Saturday, February 17, 2007

Mr. Sebastian and The Negro Magician

Just finished reading an early copy of the Daniel Wallace book called "Mr. Sebastian and The Negro Magician." Fans of "Big Fish" will appreciate its return to magical realism. I did not intend to finish the whole thing in a day and a half but I could not put it down. I found the story itself to be the star and myself really wanting to see what happens next. It will make a great summer read when it comes out in July! Not revealing any particular details but suffice it to say any book that has magic, the devil, a dash of bone-crushing American history, and a bit of true love is worth our time.

Monday, February 5, 2007

dB's at the Cats Cradle

Yes it sounds like a headline you would have read in the Spectator 3 times a year in 1982, but its 2007, and yeah it's been that long since they played here. The recently reformed dB's put on a show of wide ranging material in front of a packed house saturday in Carrboro. The audience and the event itself came very close to outshining the actual show. Folks like Robert Kirkland, Mike Connell, Terry McInturff, Mitch Easter, Kitty Moses and many many others turned up. So many in fact, you could not turn around without seeing someone who had some context for the NC music scene. There were people at the show who had not been in North Carolina in a decade who had come home to see the godfathers of NC pop one more time. All these familiar faces in the same old places turned back the clocks for one night.

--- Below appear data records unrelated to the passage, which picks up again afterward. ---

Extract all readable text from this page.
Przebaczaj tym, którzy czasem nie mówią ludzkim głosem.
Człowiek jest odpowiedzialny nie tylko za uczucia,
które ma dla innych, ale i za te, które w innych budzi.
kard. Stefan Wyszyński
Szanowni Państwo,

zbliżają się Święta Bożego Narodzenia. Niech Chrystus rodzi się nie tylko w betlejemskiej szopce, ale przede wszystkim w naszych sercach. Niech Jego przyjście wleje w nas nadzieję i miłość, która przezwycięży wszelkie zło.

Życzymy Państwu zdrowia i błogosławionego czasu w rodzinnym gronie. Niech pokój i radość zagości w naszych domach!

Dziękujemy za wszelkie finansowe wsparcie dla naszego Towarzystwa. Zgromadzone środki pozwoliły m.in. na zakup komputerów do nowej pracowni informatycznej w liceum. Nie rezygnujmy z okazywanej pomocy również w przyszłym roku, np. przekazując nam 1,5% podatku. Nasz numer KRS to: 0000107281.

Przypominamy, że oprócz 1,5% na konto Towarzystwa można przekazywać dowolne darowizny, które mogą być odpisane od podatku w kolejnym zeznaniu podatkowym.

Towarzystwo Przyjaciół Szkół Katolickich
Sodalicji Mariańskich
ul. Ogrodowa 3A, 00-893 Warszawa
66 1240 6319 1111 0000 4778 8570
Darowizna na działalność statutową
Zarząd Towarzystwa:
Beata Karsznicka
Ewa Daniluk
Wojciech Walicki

On to the bands! The Mayflies USA opened up the show with their one-night-only reformed status. They clearly had to knock some rust off but got it going in time to have their single "Walking in a Straight Line" sound great. As for the dB's they came on around 10:45 and cranked it up with the opening guitar salvo from "Black and White." Suffering from a poor house mix it took about 4 songs for the band to sound like they were clicking at all. Particularly great songs that night included: "Molly Says", "Living a Lie", "Lonely is as Lonely Does", "Ask for Jill", and of course "Amplifier." By the time of the encores the band really was sounding great and like they could have played another hour and we all wish they had. Now for the mitigating factors... The house mix was never really satisfying or very clear. Solos never turned up etc.. The other issue was tempo which at times was way under where it felt like it should have been. In spite of all that it was still a "had to be there" NC rock history moment.